Other Books Related to The Merchant of Venice

Though some describe The Merchant of Venice as a comedy because it ends with the marriage of its heroes Portia and Bassanio, it can also be described as a kind of "revenge tragedy." Typically, a revenge tragedy revolves around the quest of its central character to avenge a wrong committed against him, which usually leads to the deaths of many characters, almost always including the revenge-seeker himself. Shakespeare wrote several revenge tragedies, including Hamlet. Shakespeare's late romance, The Tempest (1510–1) takes the form of a "revenge tragedy averted," beginning with the revenge plot but ending happily. Merchant of Venice might be described as a revenge tragedy barely averted, as Portia swoops into the courtroom scene and saves Antonio from Shylock.
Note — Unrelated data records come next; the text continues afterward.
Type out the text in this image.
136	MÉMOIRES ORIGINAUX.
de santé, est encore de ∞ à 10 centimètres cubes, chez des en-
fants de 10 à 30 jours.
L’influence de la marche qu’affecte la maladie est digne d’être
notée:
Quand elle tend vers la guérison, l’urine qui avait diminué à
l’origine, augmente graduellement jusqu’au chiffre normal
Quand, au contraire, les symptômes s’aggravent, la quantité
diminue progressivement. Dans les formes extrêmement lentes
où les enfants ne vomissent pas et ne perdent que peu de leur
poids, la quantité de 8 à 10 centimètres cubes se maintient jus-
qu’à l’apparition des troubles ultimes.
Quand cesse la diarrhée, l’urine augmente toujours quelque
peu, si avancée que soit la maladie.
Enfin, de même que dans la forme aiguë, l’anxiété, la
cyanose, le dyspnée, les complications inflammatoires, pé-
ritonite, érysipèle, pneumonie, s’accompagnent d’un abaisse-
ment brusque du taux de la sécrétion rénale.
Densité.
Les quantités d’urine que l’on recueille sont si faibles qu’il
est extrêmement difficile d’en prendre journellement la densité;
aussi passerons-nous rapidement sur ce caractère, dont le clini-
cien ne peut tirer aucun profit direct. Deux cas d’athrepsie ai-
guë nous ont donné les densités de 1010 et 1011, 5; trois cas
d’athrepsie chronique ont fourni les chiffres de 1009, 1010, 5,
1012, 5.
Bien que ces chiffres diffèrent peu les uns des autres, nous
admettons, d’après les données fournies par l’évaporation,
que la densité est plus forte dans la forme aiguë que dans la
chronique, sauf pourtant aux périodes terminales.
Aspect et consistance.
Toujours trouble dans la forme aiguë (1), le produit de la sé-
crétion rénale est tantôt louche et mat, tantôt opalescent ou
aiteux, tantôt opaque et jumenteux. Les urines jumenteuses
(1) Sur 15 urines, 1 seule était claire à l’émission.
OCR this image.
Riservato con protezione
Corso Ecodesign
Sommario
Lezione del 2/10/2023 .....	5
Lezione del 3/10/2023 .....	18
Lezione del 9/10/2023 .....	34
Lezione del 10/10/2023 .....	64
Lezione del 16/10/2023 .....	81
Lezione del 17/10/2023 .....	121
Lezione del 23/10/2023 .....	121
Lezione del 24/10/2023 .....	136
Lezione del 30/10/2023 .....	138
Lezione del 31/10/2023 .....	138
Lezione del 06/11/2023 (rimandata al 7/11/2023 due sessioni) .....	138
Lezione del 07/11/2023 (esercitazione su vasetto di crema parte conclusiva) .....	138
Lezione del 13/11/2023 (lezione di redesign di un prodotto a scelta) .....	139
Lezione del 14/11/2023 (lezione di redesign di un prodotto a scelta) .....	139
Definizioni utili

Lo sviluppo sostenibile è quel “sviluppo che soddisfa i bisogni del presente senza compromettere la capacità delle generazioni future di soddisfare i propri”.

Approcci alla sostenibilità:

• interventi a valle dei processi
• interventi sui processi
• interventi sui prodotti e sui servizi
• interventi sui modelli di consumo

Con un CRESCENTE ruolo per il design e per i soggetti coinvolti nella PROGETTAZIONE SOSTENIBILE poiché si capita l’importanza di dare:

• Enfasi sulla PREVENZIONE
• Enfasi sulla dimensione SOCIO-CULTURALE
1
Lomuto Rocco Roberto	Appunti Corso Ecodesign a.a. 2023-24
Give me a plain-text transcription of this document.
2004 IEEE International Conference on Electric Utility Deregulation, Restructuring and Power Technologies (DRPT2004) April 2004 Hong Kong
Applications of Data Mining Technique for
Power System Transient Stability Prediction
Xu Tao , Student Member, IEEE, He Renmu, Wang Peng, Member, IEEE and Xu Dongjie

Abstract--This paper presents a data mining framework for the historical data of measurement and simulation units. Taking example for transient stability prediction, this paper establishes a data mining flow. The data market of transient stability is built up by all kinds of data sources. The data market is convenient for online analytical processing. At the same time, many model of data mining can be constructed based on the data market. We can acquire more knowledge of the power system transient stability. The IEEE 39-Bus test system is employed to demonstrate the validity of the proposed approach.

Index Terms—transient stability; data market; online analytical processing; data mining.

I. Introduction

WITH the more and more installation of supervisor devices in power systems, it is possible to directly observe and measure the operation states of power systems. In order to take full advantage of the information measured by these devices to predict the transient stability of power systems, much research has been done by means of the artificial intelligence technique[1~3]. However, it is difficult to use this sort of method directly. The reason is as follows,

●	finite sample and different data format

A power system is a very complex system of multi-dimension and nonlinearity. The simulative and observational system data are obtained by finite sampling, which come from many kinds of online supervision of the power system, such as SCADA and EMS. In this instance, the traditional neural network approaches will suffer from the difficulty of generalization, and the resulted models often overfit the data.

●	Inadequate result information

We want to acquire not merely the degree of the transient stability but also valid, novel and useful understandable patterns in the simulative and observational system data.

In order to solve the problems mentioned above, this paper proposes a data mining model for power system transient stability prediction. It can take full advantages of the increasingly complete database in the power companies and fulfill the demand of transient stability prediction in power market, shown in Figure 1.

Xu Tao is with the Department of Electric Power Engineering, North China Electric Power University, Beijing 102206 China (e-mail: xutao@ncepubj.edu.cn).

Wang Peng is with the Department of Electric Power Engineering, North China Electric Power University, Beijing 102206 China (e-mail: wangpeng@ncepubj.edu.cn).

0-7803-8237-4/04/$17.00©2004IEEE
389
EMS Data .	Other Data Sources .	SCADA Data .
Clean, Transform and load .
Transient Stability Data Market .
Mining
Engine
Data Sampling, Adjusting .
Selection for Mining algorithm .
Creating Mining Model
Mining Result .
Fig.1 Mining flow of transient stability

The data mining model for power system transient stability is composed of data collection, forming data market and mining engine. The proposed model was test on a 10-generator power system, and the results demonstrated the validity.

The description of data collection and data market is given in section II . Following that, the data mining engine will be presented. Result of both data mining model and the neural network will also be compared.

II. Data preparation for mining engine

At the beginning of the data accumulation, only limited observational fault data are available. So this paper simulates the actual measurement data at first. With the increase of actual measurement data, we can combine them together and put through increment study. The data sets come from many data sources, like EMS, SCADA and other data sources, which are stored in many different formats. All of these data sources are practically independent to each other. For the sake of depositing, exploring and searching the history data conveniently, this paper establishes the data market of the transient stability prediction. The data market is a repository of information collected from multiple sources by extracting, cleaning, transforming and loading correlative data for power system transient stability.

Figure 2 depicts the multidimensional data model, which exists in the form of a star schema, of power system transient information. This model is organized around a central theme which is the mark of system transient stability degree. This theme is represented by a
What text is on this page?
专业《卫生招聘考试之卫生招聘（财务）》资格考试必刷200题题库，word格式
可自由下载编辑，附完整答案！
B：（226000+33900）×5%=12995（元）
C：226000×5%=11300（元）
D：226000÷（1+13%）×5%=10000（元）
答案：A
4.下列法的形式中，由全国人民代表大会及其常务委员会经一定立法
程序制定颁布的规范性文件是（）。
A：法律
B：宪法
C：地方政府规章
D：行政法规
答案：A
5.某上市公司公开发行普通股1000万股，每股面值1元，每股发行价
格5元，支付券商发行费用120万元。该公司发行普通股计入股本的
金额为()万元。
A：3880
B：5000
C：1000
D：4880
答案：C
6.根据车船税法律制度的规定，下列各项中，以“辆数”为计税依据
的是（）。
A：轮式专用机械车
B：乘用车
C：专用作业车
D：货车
Perhaps the most important related work for Merchant of Venice, however, is Christopher Marlowe's The Jew of Malta (1589-90), which tells the story of the moneylender, Barabas, who has all his wealth seized by the Maltese government in order to finance the defense of the island against invading Ottoman Turks. Barabas revenges himself against the governor who seized his property, allies with the Turks, and briefly becomes governor of Malta himself, before the Maltese regain control of the island and put him to death.
Key Facts about The Merchant of Venice
  • Full Title: The Merchant of Venice
  • When Written: 1596–8
  • Where Written: England
  • When Published: 1623
  • Literary Period: The Renaissance
  • Genre: Comedy/tragicomedy; Revenge tragedy
  • Setting: Venice, and the nearby country estate of Belmont
  • Climax: The trial of Antonio, the merchant, and Shylock, the Jewish moneylender
  • Antagonist: Shylock

Extra Credit for The Merchant of Venice

"Which is the merchant here? And which the Jew?" Modern audiences of Merchant of Venice often mistake Shylock for the "merchant" of the title—which actually refers to Antonio.